L'idée avait achoppé à plusieurs reprises. L'ancien Premier ministre belge nous rafraîchit la mémoire de ces dates où l'Europe a raté l'histoire... En 2002, le sommet européen avait prévu de créer un instrument communautaire de gestion des catastrophes. « La résistance de certains Etats membres avait été trop forte ». En 2003, avec le Président français Jacques Chirac, le Chancelier allemand Gerhard Schröder et le Premier ministre luxembourgeois Jean-Claude Juncker, cette idée est développée dans le cadre de la PESD. « Cette proposition a finalement échoué à cause du fait qu’un petit nombre d’Etats membres ne pouvait accepter que des moyens militaires soient utilisés pour des actions civiles et humanitaires ». En 2004, « la tragédie du tsunami nous avait une fois encore rappelé que le coût de la « non Europe » en matière de gestion de crise était très élevé, là où les forces envoyées par les Etats-Unis sauvaient des vies en masse et à moindre coût. En 2006, le Commissaire Barnier avait alors proposé la création d’une force commune d’intervention baptisée « Europe Aid », au plus tard à l’horizon de 2010. « Cette fois encore, le projet est resté lettre morte, torpillé par certains Etats membres, soucieux notamment de garder la visibilité de leurs actions de réaction. » Aujourd'hui, explique-t-il « Nous ne pouvons nous permettre de continuer à agir comme si le traité de Lisbonne n’existait pas. Il convient dès maintenant d’agir dans le sens où il a été conçu, c’est-à-dire « plus d’Europe » et cette responsabilité n’incombe pas simplement à « Bruxelles » mais tout autant aux Etats membres. »
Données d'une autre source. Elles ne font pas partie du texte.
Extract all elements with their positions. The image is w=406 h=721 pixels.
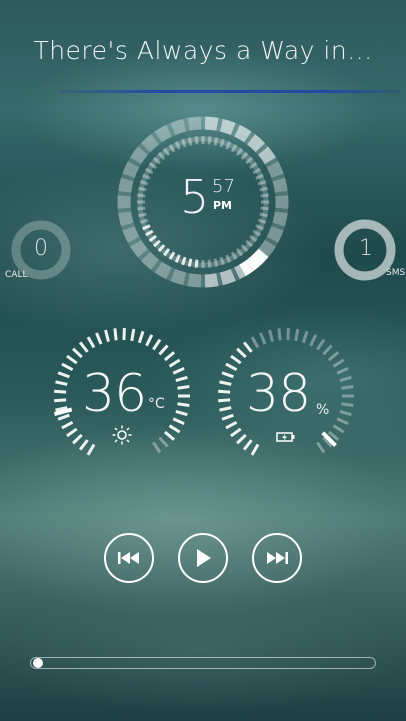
- widget-rings: [11, 116, 396, 456]
- battery-unit: %: [316, 402, 330, 418]
- seek-thumb[interactable]: [33, 658, 43, 668]
- clock-hour: 5: [180, 170, 210, 224]
- previous-button[interactable]: [104, 533, 154, 583]
- seek-bar[interactable]: [30, 657, 376, 669]
- call-label: CALL: [5, 270, 28, 280]
- clock-display: 5 57 PM: [172, 170, 242, 230]
- sms-count[interactable]: 1: [346, 236, 386, 261]
- temperature-value: 36: [82, 364, 147, 424]
- battery-value: 38: [246, 364, 311, 424]
- clock-ring-highlight: [239, 248, 269, 277]
- clock-minute: 57: [212, 176, 235, 197]
- play-button[interactable]: [178, 533, 228, 583]
- call-count[interactable]: 0: [21, 236, 61, 261]
- skip-previous-icon: [118, 552, 139, 564]
- skip-next-icon: [267, 552, 288, 564]
- sun-icon: [112, 425, 132, 445]
- sms-label: SMS: [386, 268, 406, 278]
- next-button[interactable]: [252, 533, 302, 583]
- play-icon: [197, 549, 211, 567]
- clock-ampm: PM: [213, 199, 233, 212]
- temperature-unit: °C: [148, 396, 165, 412]
- battery-charging-icon: [276, 432, 295, 442]
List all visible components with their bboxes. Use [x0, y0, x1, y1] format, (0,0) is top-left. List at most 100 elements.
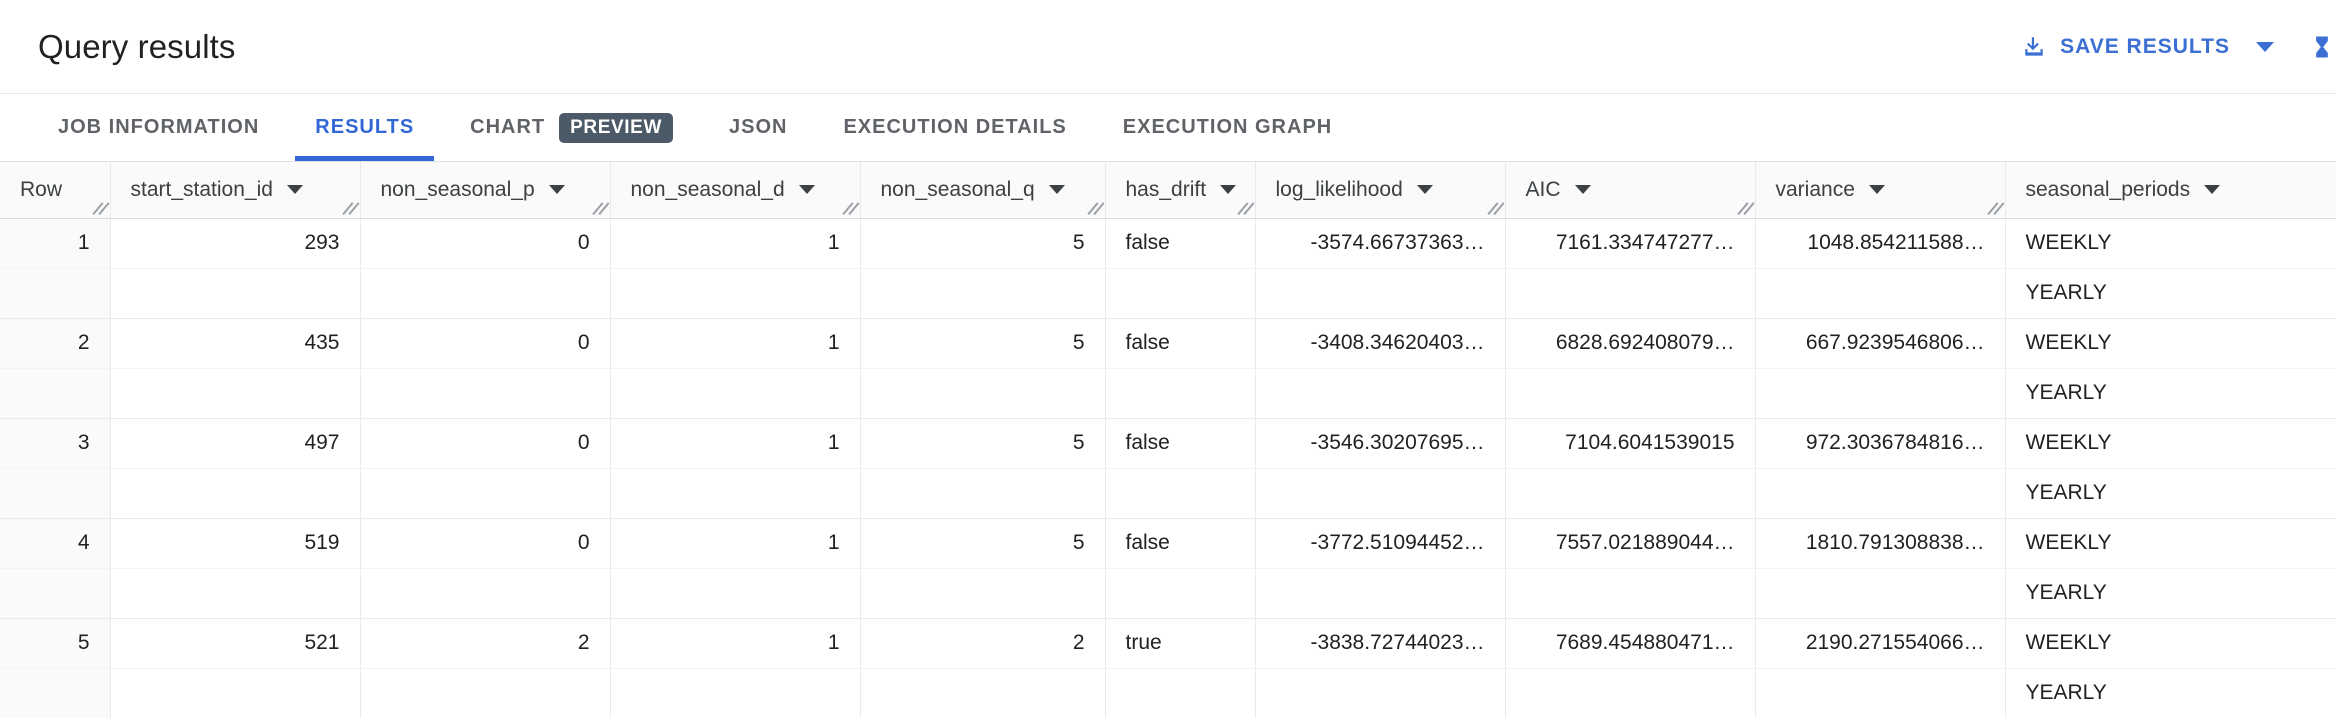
cell-row: 2 [0, 318, 111, 369]
cell-row: 4 [0, 518, 111, 569]
tab-label: EXECUTION GRAPH [1122, 116, 1333, 138]
cell-non-seasonal-p [360, 668, 611, 718]
cell-log-likelihood [1255, 568, 1506, 619]
column-header-non-seasonal-q[interactable]: non_seasonal_q [860, 162, 1106, 219]
tab-execution-details[interactable]: EXECUTION DETAILS [815, 94, 1094, 161]
cell-non-seasonal-d [610, 668, 861, 718]
column-resize-handle[interactable] [1087, 200, 1103, 216]
column-resize-handle[interactable] [1987, 200, 2003, 216]
cell-variance [1755, 468, 2006, 519]
cell-non-seasonal-q [860, 468, 1106, 519]
column-header-seasonal-periods[interactable]: seasonal_periods [2005, 162, 2336, 219]
chevron-down-icon[interactable] [548, 185, 565, 195]
cell-seasonal-periods: YEARLY [2005, 268, 2336, 319]
tab-label: CHART [470, 116, 546, 138]
cell-variance [1755, 268, 2006, 319]
column-resize-handle[interactable] [342, 200, 358, 216]
table-row[interactable]: YEARLY [0, 668, 2336, 718]
table-row[interactable]: 5 521 2 1 2 true -3838.72744023… 7689.454880471… [0, 618, 2336, 669]
column-header-log-likelihood[interactable]: log_likelihood [1255, 162, 1506, 219]
table-row[interactable]: YEARLY [0, 468, 2336, 519]
page-title: Query results [38, 28, 236, 65]
cell-seasonal-periods: WEEKLY [2005, 518, 2336, 569]
column-header-label: log_likelihood [1275, 177, 1403, 201]
column-header-row[interactable]: Row [0, 162, 111, 219]
tab-json[interactable]: JSON [701, 94, 815, 161]
cell-non-seasonal-p [360, 268, 611, 319]
cell-non-seasonal-p: 0 [360, 318, 611, 369]
cell-variance: 1048.854211588… [1755, 218, 2006, 269]
column-resize-handle[interactable] [92, 200, 108, 216]
column-header-non-seasonal-p[interactable]: non_seasonal_p [360, 162, 611, 219]
column-header-label: has_drift [1125, 177, 1207, 201]
edge-cut-off-icon[interactable] [2314, 0, 2336, 94]
chevron-down-icon[interactable] [1416, 185, 1433, 195]
column-header-label: non_seasonal_p [380, 177, 535, 201]
table-row[interactable]: 4 519 0 1 5 false -3772.51094452… 7557.02188904… [0, 518, 2336, 569]
table-row[interactable]: YEARLY [0, 368, 2336, 419]
tab-job-information[interactable]: JOB INFORMATION [30, 94, 287, 161]
cell-non-seasonal-d: 1 [610, 618, 861, 669]
cell-non-seasonal-p [360, 468, 611, 519]
column-header-start-station-id[interactable]: start_station_id [110, 162, 361, 219]
tab-label: RESULTS [315, 116, 415, 138]
table-row[interactable]: 2 435 0 1 5 false -3408.34620403… 6828.69240807… [0, 318, 2336, 369]
column-header-non-seasonal-d[interactable]: non_seasonal_d [610, 162, 861, 219]
table-body: 1 293 0 1 5 false -3574.66737363… 7161.33474727… [0, 218, 2336, 718]
tab-chart[interactable]: CHART PREVIEW [442, 94, 701, 161]
cell-seasonal-periods: WEEKLY [2005, 218, 2336, 269]
cell-has-drift [1105, 368, 1256, 419]
cell-non-seasonal-p: 0 [360, 418, 611, 469]
table-row[interactable]: YEARLY [0, 268, 2336, 319]
cell-AIC [1505, 468, 1756, 519]
cell-non-seasonal-d [610, 268, 861, 319]
chevron-down-icon[interactable] [798, 185, 815, 195]
cell-has-drift: false [1105, 318, 1256, 369]
chevron-down-icon[interactable] [1574, 185, 1591, 195]
cell-AIC [1505, 668, 1756, 718]
cell-non-seasonal-q: 5 [860, 318, 1106, 369]
cell-AIC: 7689.454880471… [1505, 618, 1756, 669]
column-resize-handle[interactable] [1737, 200, 1753, 216]
cell-has-drift: false [1105, 518, 1256, 569]
cell-start-station-id: 497 [110, 418, 361, 469]
tab-label: EXECUTION DETAILS [843, 116, 1067, 138]
results-table-container: Row start_station_id non_seasonal_p non_… [0, 162, 2336, 718]
table-row[interactable]: YEARLY [0, 568, 2336, 619]
cell-non-seasonal-q: 2 [860, 618, 1106, 669]
cell-seasonal-periods: YEARLY [2005, 668, 2336, 718]
chevron-down-icon[interactable] [1868, 185, 1885, 195]
cell-has-drift: true [1105, 618, 1256, 669]
preview-badge: PREVIEW [559, 112, 673, 143]
cell-start-station-id: 521 [110, 618, 361, 669]
column-resize-handle[interactable] [842, 200, 858, 216]
cell-non-seasonal-q: 5 [860, 518, 1106, 569]
column-header-variance[interactable]: variance [1755, 162, 2006, 219]
tab-label: JOB INFORMATION [58, 116, 260, 138]
column-header-has-drift[interactable]: has_drift [1105, 162, 1256, 219]
save-results-button[interactable]: SAVE RESULTS [2007, 24, 2288, 70]
column-resize-handle[interactable] [592, 200, 608, 216]
cell-log-likelihood: -3838.72744023… [1255, 618, 1506, 669]
tab-results[interactable]: RESULTS [287, 94, 442, 161]
cell-row [0, 368, 111, 419]
cell-row: 1 [0, 218, 111, 269]
column-resize-handle[interactable] [1487, 200, 1503, 216]
chevron-down-icon[interactable] [286, 185, 303, 195]
table-row[interactable]: 3 497 0 1 5 false -3546.30207695… 7104.60415390… [0, 418, 2336, 469]
cell-seasonal-periods: WEEKLY [2005, 418, 2336, 469]
column-resize-handle[interactable] [1237, 200, 1253, 216]
table-row[interactable]: 1 293 0 1 5 false -3574.66737363… 7161.33474727… [0, 218, 2336, 269]
cell-row [0, 668, 111, 718]
cell-row [0, 568, 111, 619]
cell-variance [1755, 668, 2006, 718]
tab-execution-graph[interactable]: EXECUTION GRAPH [1095, 94, 1360, 161]
chevron-down-icon[interactable] [1220, 185, 1237, 195]
cell-log-likelihood: -3574.66737363… [1255, 218, 1506, 269]
cell-has-drift: false [1105, 218, 1256, 269]
chevron-down-icon[interactable] [2204, 185, 2221, 195]
chevron-down-icon[interactable] [1048, 185, 1065, 195]
column-header-aic[interactable]: AIC [1505, 162, 1756, 219]
header-actions: SAVE RESULTS [2007, 0, 2336, 94]
cell-AIC: 7104.6041539015 [1505, 418, 1756, 469]
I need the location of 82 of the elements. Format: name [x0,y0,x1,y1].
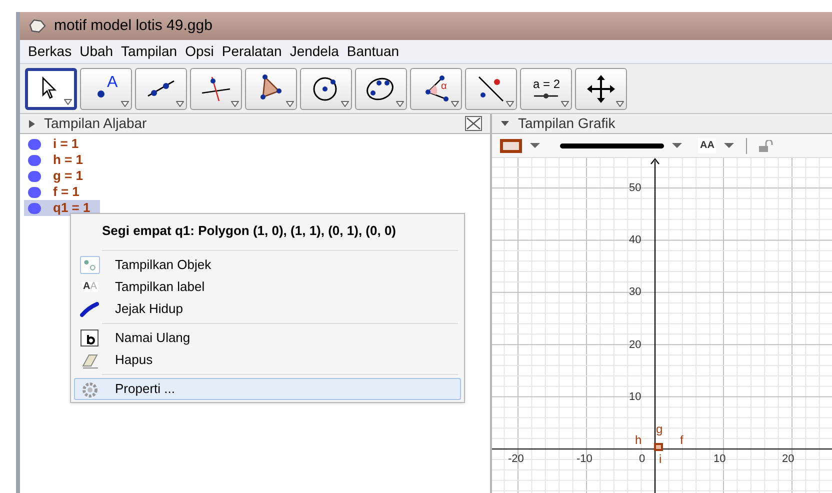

Comment ? « En créant un centre permanent de coordination qui pourrait être activé dans les deux heures après une catastrophe humanitaire. En organisant des stocks permanents de matériel d’aide humanitaire à l’échelle européenne. Et en ressemblant des capacités de transport militaire mises à disposition par des Etats membres. »
NB : précisons que ce propos n'est pas isolé au sein du Parlement européen. Un député européen d'un autre groupe (le PPE), le Français Philippe Juvin, a proposé également, dans un communiqué publié vendredi, d'aller vers davantage de coordination europénne : « le drame d'Haïti, ce n'est pas le manque de moyens, c'est l'inorganisation qui accompagne la mise en oeuvre des aides apportées tant par les États que par les organisations humanitaires. Nous devons avoir une force permettant la coordination de ces moyens. L'Union européenne est en situation d'apporter une réponse cohérente. »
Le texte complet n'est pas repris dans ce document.